Partner Richard Cannon writes in The Times on the shortcomings within the UK Government’s new fraud strategy.

Richard’s article was published on 11 May 2023 in The Times, and can be read here

The publication last week of the government’s much-vaunted fraud strategy confirmed fears that it would be insufficient to tackle the UK’s rising fraud levels. While the measures outlined are a step in the right direction, the stark lack of firepower offered by the plans in both regulatory and financial terms provides scant protection to consumers, and falls short of matching ministers’ tough talk on combating economic crime.

The stated aim of the strategy is to reduce fraud by 10% on 2019 levels by 2025, which is currently estimated by the government to cost Britons £7bn annually in personal losses. However, per its Economic Crime Plan published in March, overall fraud costs the country a staggering £190bn per year, meaning that a response of similarly gargantuan scale is required.

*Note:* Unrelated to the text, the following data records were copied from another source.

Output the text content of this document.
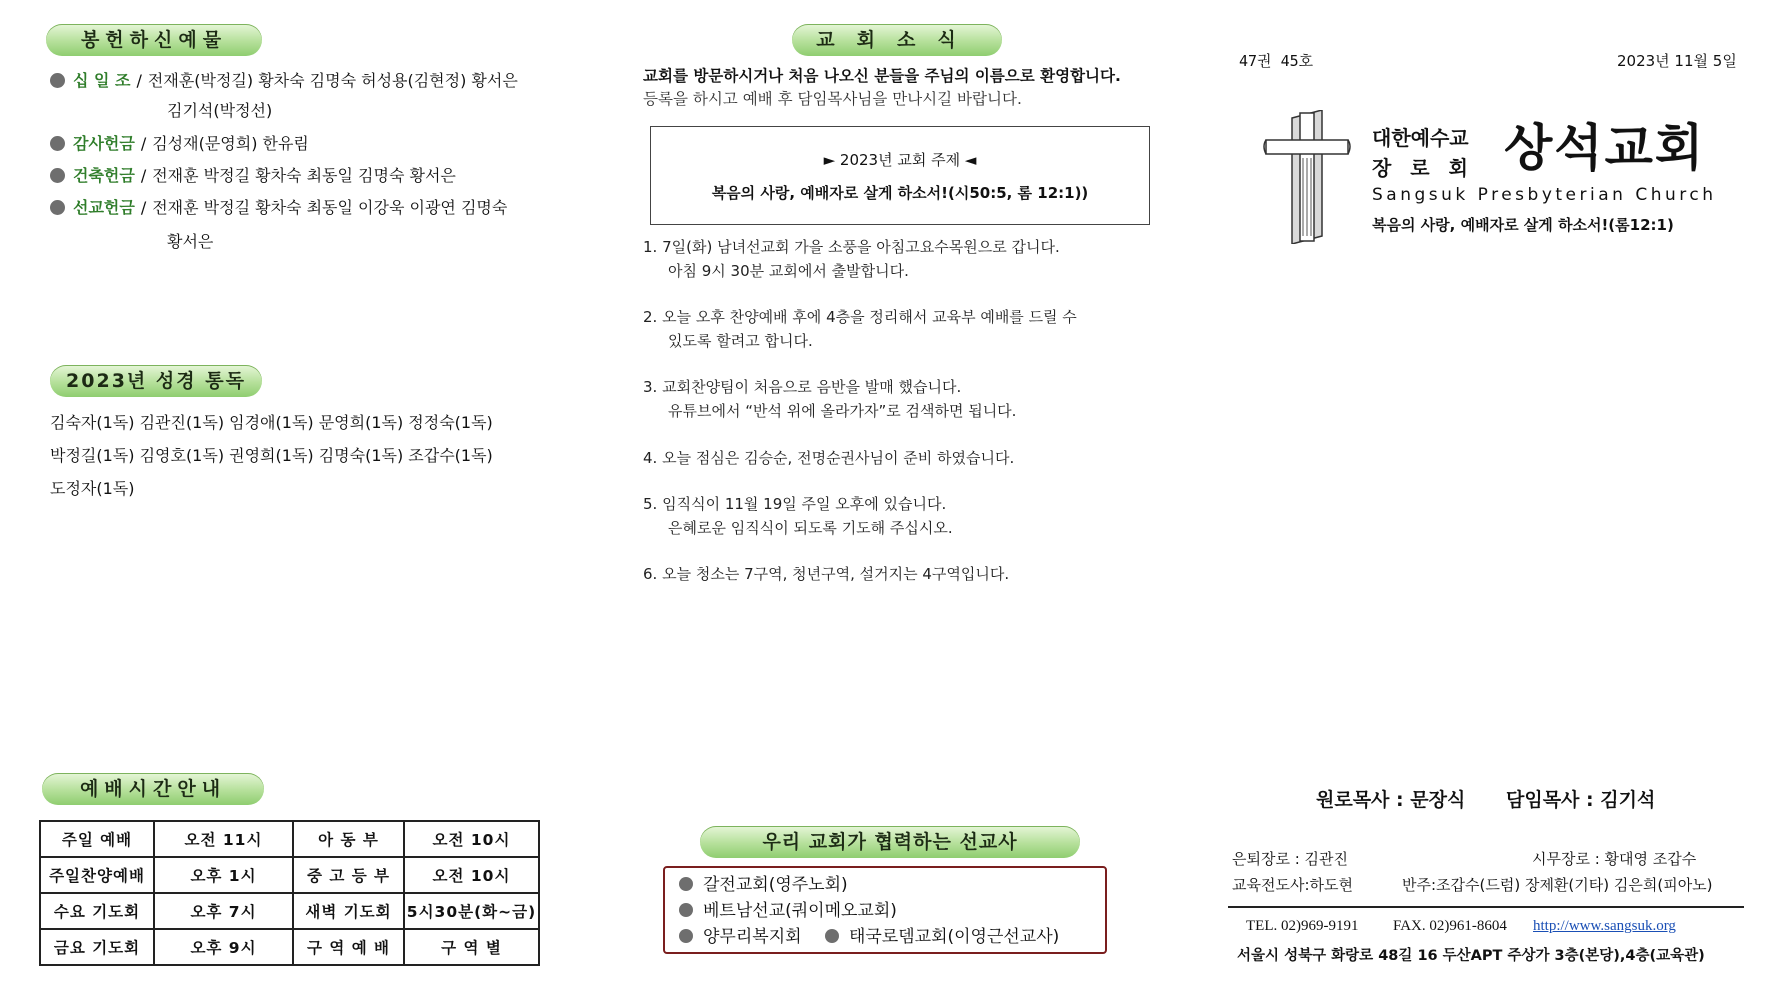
봉헌하신예물
십 일 조 / 전재훈(박정길) 황차숙 김명숙 허성용(김현정) 황서은
김기석(박정선)
감사헌금 / 김성재(문영희) 한유림
건축헌금 / 전재훈 박정길 황차숙 최동일 김명숙 황서은
선교헌금 / 전재훈 박정길 황차숙 최동일 이강욱 이광연 김명숙
황서은
2023년 성경 통독
김숙자(1독) 김관진(1독) 임경애(1독) 문영희(1독) 정정숙(1독)
박정길(1독) 김영호(1독) 권영희(1독) 김명숙(1독) 조갑수(1독)
도정자(1독)
예배시간안내
주일 예배	오전 11시	아 동 부	오전 10시
주일찬양예배	오후 1시	중 고 등 부	오전 10시
수요 기도회	오후 7시	새벽 기도회	5시30분(화~금)
금요 기도회	오후 9시	구 역 예 배	구 역 별
교회소식
교회를 방문하시거나 처음 나오신 분들을 주님의 이름으로 환영합니다.
등록을 하시고 예배 후 담임목사님을 만나시길 바랍니다.
► 2023년 교회 주제 ◄
복음의 사랑, 예배자로 살게 하소서!(시50:5, 롬 12:1))
1. 7일(화) 남녀선교회 가을 소풍을 아침고요수목원으로 갑니다.
아침 9시 30분 교회에서 출발합니다.
2. 오늘 오후 찬양예배 후에 4층을 정리해서 교육부 예배를 드릴 수
있도록 할려고 합니다.
3. 교회찬양팀이 처음으로 음반을 발매 했습니다.
유튜브에서 “반석 위에 올라가자”로 검색하면 됩니다.
4. 오늘 점심은 김승순, 전명순권사님이 준비 하였습니다.
5. 임직식이 11월 19일 주일 오후에 있습니다.
은혜로운 임직식이 되도록 기도해 주십시오.
6. 오늘 청소는 7구역, 청년구역, 설거지는 4구역입니다.
우리 교회가 협력하는 선교사
갈전교회(영주노회)
베트남선교(쿼이메오교회)
양무리복지회	태국로뎀교회(이영근선교사)
47권 45호	2023년 11월 5일
대한예수교
장 로 회 상석교회
Sangsuk Presbyterian Church
복음의 사랑, 예배자로 살게 하소서!(롬12:1)
원로목사 : 문장식 담임목사 : 김기석
은퇴장로 : 김관진	시무장로 : 황대영 조갑수
교육전도사:하도현	반주:조갑수(드럼) 장제환(기타) 김은희(피아노)
TEL. 02)969-9191 FAX. 02)961-8604 http://www.sangsuk.org
서울시 성북구 화랑로 48길 16 두산APT 주상가 3층(본당),4층(교육관)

Instead, the government has introduced plans for a mere 475 new financial crime investigator posts, and will replace the parlous Action Fraud with a ‘state-of-the-art system’ for victims to report fraud. But the reporting of fraud is meaningless unless is it going to be property investigated and enforcement action taken. It is also interesting that there is no mention of the Serious Fraud Office in the 90-page document, despite recent high-profile failures.

The focus of the plans appears to be a weak cure rather than prevention, with significant emphasis placed on reporting crimes once they have occurred. Given that fraudsters are now able to target the public more easily than ever before over the internet, the government’s plans should perhaps focus more on targeting criminals before they strike, rather than closing the stable door after the horse has bolted with somebody’s life savings in tow.

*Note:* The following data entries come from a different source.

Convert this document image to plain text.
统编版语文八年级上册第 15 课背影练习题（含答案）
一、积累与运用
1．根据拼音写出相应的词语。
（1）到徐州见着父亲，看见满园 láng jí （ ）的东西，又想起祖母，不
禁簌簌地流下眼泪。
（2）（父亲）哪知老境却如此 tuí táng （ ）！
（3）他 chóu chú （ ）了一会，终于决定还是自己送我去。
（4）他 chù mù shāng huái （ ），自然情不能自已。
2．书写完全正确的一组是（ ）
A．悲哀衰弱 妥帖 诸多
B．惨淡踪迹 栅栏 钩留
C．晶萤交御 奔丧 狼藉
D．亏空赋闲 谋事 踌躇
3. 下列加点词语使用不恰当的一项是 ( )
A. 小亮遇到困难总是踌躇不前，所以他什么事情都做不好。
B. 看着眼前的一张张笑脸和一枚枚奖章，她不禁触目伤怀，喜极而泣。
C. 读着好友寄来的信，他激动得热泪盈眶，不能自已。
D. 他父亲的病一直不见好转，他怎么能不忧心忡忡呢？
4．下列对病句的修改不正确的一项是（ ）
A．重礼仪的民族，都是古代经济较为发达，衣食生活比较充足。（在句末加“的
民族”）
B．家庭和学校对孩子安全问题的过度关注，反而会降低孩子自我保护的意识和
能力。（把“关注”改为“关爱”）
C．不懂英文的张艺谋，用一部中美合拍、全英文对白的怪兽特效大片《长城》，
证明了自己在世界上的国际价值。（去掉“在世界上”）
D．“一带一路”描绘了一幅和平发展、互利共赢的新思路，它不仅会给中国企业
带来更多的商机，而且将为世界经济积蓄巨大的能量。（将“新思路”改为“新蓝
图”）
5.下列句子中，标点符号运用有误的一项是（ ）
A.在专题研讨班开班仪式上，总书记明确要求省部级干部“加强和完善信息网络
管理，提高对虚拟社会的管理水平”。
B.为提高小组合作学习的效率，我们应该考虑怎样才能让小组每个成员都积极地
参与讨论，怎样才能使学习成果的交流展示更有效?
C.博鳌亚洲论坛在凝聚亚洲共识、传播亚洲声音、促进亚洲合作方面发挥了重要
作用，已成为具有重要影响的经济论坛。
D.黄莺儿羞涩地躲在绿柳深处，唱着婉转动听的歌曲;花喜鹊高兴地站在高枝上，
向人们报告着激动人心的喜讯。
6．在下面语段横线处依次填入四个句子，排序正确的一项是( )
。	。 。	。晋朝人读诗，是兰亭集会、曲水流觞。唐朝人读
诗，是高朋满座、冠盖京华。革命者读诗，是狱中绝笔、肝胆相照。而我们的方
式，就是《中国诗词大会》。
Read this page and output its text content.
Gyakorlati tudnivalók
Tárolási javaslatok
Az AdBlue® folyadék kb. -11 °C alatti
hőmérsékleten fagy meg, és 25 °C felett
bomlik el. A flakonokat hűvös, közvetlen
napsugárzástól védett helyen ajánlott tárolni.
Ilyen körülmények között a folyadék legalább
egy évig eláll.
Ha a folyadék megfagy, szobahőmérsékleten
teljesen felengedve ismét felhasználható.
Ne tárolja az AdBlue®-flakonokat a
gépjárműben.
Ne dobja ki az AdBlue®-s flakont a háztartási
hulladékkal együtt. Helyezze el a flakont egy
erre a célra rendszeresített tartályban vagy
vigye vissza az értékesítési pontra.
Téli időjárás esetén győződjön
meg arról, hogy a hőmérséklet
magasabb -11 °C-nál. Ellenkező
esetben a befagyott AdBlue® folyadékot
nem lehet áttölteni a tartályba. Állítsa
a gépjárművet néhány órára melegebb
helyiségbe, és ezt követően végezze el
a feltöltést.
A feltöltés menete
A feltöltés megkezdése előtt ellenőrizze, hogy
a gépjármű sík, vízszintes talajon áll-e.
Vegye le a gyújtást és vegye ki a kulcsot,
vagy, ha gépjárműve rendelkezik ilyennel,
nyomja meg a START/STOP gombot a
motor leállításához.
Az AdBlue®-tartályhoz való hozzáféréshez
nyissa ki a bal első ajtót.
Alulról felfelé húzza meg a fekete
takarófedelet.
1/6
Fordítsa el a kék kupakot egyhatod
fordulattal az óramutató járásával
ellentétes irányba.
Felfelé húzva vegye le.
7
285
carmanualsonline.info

An estimated 77% of fraud emanates from online platforms, but the government watered down earlier-mooted proposals to make tech companies liable for fraud originating on their sites. Instead, the final strategy simply proposes “voluntary agreements” between industry and government, abrogating them of responsibility to reimburse victims.

Despite investment scams being responsible for a vast amount of fraud, the closest the strategy comes to tackling the issue is the outlawing of cold calls peddling financial products. Unfortunately, this measure will likely have little impact, given that fake investment schemes proliferate online due to a lack of regulation and the ease by which criminals target the public via social media.

The UK has long been a jurisdiction of choice and opportunity for fraudsters and cyber criminals, who operate with relative impunity and rake in ever-growing sums. The government’s strategy will be of little consolation to fraud victims, and the plan is unlikely to convince the public that authorities are winning the fight against criminals. The fraud epidemic will not be cured without more meaningful action from the government, and a pledge of £400m – half of it from the private sector – over 3 years is just not going to cut it.